Tutorial on automated optimization of deep spectral modelling for regression and classification (update .v2)
In this tutorial we show how to implement and optimized the hyperparameteres of a deep learning model (CNN) using advanced Baeysian Optimization techniques. The models are implemented in Tensorflow 2 and python and are optimized using the implementations of TPE (Tree-structured Parzen Estimator) and Hyperband algorithms available in Optuna. The repository files contain notebooks that are complementary to the official publication Passos, D., Mishra, P., "A tutorial on automatic hyperparameter tuning of deep spectral modelling for regression and classification tasks", Chemometrics and Intelligent Laboratory Systems, Volume 223, 15 April 2022, 104520. Open access Article. The tutorial files are self-contained but some theoretical concepts that are explained in the published manuscript might be useful to read. You are free to use the contained information and adapt the accompanying code to your own work, but if you do so, we appreciate that you cite the above mentioned paper.

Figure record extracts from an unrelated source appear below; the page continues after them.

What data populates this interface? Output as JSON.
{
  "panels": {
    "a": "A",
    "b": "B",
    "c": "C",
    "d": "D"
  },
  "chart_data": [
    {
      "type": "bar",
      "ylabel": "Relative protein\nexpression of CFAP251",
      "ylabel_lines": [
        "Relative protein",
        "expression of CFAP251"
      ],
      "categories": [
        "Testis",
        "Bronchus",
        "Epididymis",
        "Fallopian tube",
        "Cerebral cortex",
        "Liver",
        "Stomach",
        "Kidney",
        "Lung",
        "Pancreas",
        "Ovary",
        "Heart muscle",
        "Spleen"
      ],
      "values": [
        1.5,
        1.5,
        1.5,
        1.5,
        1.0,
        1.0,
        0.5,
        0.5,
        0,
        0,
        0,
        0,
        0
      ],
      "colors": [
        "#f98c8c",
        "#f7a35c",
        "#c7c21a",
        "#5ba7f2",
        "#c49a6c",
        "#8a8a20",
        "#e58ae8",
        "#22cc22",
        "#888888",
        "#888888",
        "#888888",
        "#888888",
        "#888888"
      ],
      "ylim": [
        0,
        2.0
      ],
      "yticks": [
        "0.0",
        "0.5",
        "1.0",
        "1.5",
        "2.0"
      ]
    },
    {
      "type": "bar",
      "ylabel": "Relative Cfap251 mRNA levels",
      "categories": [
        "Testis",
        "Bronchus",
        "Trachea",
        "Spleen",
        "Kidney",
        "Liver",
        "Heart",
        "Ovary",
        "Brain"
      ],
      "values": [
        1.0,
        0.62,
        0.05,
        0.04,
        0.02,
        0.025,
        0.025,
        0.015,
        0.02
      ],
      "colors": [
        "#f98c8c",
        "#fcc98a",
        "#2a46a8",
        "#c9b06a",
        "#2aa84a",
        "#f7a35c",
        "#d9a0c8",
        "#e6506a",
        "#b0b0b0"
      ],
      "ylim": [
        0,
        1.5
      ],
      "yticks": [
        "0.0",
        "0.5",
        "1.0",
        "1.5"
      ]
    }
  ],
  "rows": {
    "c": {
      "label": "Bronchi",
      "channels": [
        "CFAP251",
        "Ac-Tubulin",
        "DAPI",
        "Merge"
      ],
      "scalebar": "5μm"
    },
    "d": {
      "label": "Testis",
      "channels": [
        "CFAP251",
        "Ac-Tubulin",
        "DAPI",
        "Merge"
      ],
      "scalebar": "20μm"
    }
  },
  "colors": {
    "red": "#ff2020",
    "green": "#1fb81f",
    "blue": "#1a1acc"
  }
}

Enjoy...
Check the tutorial files here
March 2023 update
The tutorial files were updated to work with newer versions of Optuna (3.0.5), Tensorflow (2.9.1 and up) and python (3.10.5). The main changes come from the Optuna library. All modifications are implemented into 2 new notebooks versions (that end with _v2) and are highlighted in red text, describing what has changed.
May 2023 update Bug detected in the notebook: "2) optimization_tutorial_classification_v2.ipynb". I detected a typo in the function
create_model()
defined in section 5.1). The range for the number of DENSE layers starts at index=1 (it should start at index=0). The loop for the hyperparameter optimization (HPO) generated NUM_FC_UNITS and DROPOUT_RATE lists that start at index=0. This means that the HP in these lists that have index=0 were never considered by the CNN during the optimization because only indices>0 are used. In practice this means that when we instantiate a new model, i.e.create_model(num_FC_layers, num_FC_units, filter_size, DROPOUT, reg_beta)

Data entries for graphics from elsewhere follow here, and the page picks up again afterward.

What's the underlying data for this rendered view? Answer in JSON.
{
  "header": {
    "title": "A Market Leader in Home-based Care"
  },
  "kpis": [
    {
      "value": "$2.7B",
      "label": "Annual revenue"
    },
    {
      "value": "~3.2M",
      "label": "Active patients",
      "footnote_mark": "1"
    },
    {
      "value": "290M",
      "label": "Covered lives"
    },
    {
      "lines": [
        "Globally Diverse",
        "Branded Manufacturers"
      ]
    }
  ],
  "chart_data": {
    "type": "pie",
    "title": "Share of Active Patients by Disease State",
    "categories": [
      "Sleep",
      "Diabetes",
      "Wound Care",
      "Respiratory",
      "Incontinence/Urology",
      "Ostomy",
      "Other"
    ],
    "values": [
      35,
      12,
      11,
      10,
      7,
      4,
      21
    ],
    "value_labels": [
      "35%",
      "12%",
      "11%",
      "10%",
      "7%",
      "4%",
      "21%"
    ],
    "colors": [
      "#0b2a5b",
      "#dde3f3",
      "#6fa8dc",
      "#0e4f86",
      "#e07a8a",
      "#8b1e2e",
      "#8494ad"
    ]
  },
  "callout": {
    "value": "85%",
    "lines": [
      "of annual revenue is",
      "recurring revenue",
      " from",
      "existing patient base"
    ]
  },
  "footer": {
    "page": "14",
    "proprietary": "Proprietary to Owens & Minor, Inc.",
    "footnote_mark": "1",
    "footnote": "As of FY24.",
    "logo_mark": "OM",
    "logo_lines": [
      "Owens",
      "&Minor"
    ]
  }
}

with(5, [360,350,132,442,334], 3, [0.555,0.165,0.13,0.46,0.085], 1e-05)
the first values for lists num_FC_units (i.e. 360) and DROPOUT (i.e. 0.555) are not considered by the model. We can confirm this in section 6.1. If we change the first items on these lists when we define "model454" the prediction results is exactly the same, i.e. the CNN is not using those hyperparameters because the corresponding DENSE_0/DROPOUT_0 layer pair was never created in the first place. In terms of practical effects this means that the reported model complexity is higher than the real model. Our conclusion that the optimized modelmodel454 = create_model(5, [360,350,132,442,334], 3, [0.555,0.165,0.13,0.46,0.085], 1e-05)
had 5 optimized DENSE/DROPOUT layers means that in fact it had 4 optimized DENSE/DROPOUT layers with [350,132,442,334] / [0.165,0.13,0.46,0.085] respectively. That being said, the optimization pipeline suggested here remains valid and a useful way of dealing with CNN HPO for spectral analysis. This notebook will remain as is for the mean time for warning purposes and will be completely substituted with a corrected version after some time. Do a local search for #BUG keyword/comments in the present code to know where things will change
Deep Tutti Frutti: Exploring CNN architectures for dry matter prediction in fruit from multi-fruit near-infrared spectra
The accompanying notebooks of our work: Passos, D., Mishra, P.,"Deep Tutti Frutti: exploring CNN architectures for dry matter prediction in fruit from multi-fruit near-infrared spectra" (available in open access). This is a follow-up of the CNN HPO methodology developed and presented in the previous tutorial specifically aimed at dry matter prediction in a multi-fruit data set.
Check the files here: Deep Tutti Frutti I notebooks. The train and test set partitions are available in the "data" folder (multifruit_train.csv and multifruit_test.csv). The first 105 columns are wavelenghts (spectra), and the two last columns are DM and Fruit Class (apple-1, kiwi-2, mango-3 and pears4).